Now that another eight years have passed, it is fair to say that this tug-of-war continues. Understanding racist violence as a spectrum — from things that are not even violence in a physical or legal sense but that diminish, impede, and tear people down, all the way to deadly terror and genocide — requires some understanding of what social structures are. It requires, at the very least, a willingness to listen to and empathize with those who are likely to be most negatively affected by it. And that understanding is, of course, politically charged; challenging social hierarchies and power ambitions.

Resistance

The rise of right-wing populist and radical-right movements, the traditional bourgeoisie’s convergence with them, and the consequent transformation of the political terrain, in country after country, in many ways define our times. This has been accompanied, in public life in much of the world — including the Scandinavian welfare states — by a rise, a normalization, of racist and reactionary rhetoric and social views.

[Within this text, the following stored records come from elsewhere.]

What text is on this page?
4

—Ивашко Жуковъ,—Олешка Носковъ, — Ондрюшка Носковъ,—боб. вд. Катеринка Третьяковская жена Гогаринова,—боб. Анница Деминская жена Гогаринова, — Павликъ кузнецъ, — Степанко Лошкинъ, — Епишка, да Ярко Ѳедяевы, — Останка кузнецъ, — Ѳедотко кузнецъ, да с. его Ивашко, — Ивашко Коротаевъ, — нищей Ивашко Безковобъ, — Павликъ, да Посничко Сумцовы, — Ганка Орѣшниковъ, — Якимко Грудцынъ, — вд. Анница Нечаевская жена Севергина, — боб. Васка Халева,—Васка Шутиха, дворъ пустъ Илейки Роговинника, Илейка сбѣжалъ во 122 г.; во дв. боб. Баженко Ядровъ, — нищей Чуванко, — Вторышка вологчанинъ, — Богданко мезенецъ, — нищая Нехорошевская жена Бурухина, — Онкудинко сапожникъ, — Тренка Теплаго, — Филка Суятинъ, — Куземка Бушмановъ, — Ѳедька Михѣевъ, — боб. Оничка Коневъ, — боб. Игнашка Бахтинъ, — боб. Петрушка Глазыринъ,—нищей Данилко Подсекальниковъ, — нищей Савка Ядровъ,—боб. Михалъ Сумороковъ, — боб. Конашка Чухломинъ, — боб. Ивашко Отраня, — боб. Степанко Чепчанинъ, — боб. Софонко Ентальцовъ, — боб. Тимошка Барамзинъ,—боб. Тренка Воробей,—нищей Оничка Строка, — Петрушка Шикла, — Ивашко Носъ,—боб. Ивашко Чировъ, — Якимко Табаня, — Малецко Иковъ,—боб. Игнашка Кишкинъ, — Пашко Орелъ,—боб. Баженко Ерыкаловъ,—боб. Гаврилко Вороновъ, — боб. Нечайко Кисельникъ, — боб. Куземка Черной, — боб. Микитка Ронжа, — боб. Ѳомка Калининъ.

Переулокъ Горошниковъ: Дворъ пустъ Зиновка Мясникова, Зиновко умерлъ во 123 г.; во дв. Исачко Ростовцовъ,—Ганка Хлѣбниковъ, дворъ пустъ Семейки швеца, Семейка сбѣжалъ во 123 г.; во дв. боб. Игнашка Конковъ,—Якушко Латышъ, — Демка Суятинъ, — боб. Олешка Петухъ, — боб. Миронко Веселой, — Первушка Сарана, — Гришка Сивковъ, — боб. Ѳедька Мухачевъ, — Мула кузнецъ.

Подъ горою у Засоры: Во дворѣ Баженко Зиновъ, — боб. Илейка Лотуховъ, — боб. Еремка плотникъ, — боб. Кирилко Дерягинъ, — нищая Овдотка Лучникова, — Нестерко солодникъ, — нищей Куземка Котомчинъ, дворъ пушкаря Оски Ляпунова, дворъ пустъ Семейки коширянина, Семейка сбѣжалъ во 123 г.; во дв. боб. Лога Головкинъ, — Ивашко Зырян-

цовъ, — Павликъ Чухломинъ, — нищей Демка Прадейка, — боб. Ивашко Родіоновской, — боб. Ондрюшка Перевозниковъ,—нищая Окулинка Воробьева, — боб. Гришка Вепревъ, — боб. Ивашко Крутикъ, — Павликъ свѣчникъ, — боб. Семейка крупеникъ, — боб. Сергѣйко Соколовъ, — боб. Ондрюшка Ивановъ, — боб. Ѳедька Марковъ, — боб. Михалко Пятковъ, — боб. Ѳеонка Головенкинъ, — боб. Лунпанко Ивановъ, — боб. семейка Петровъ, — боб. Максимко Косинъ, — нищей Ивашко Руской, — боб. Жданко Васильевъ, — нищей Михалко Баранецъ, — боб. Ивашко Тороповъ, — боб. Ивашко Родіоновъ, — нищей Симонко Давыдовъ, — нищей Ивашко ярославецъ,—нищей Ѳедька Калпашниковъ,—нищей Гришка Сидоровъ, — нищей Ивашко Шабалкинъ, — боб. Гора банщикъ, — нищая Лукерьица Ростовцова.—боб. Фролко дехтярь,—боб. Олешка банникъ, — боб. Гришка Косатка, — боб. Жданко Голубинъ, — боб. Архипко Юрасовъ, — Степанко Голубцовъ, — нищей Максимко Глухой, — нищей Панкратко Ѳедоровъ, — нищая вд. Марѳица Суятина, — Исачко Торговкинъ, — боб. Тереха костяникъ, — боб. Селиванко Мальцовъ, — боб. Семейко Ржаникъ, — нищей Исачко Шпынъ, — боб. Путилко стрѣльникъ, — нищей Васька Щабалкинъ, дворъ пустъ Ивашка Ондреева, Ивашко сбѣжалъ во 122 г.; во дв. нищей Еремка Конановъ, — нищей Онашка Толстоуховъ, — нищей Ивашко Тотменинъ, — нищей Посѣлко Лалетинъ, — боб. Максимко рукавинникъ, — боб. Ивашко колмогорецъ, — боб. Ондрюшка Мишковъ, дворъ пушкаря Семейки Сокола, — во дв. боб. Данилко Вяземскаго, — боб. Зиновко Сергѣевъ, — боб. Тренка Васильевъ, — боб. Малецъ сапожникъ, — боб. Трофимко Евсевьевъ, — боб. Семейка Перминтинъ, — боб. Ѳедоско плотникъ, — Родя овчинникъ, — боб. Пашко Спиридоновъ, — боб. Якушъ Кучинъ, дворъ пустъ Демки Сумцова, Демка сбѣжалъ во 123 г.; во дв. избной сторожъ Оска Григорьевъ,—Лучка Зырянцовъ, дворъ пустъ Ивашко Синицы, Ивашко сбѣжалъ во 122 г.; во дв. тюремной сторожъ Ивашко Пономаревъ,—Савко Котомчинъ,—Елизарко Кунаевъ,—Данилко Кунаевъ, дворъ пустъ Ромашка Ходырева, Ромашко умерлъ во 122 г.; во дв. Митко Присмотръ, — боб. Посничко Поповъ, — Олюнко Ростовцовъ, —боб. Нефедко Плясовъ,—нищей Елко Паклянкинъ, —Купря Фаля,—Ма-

Anyone who wants to understand — and perhaps participate in the defense against — these developments must relate to the era that can be called neoliberalism, the era that politically has such visible pioneering figures as Margaret Thatcher and Ronald Reagan. To mention only some of its most important effects, this means widening socioeconomic gaps with a very small group of superrich super-winners, the transformation of Western economies through the decline of manufacturing and the rise of service occupations, an exceptional increase in the influence of the financial sector over national economies, chronic pressure on previously expanded welfare and pension systems, the atomization and precarization of working life for certain strata, and the decline in union membership in most industrialized countries.

In our part of the world, at the same time, there has been a seemingly strong convergence in economic policy between the traditional political blocs that once set center-left against center-right. For many voters, it has appeared that much the same economic policies will always happen, regardless of which parties win elections and form governments. It is precisely in this landscape that right-wing populist and radical right forces have been able to find their space.

With each passing year, it becomes clearer that these forces are emerging as a “solution” to the societal fissures left by neoliberalism; one in which the economic mechanisms that produce social disruption and atomization are left essentially undisturbed, while conflicts and boundaries based on ethnic and cultural differences become more attractive to exploit and reinforce. This has also characterized the developments of the last decade.

These forces are pulling more forcefully at the heart of society than proclamations of consensus and displays of unity and understanding can do. But, at the same time, this is not the only dynamic in our societies — not the only game in town. I look around me and see defeats and setbacks but also resistance and hope. There is such tremendous power in people’s refusal to live in an orderly fashion. In all those encounters between people that make you see yourself in others — encounters surrounded by basic decency, that generate the very glue that holds societies together, makes them better, more civilized. It is that resistance we can all decide to strengthen, that hope we can choose to nourish.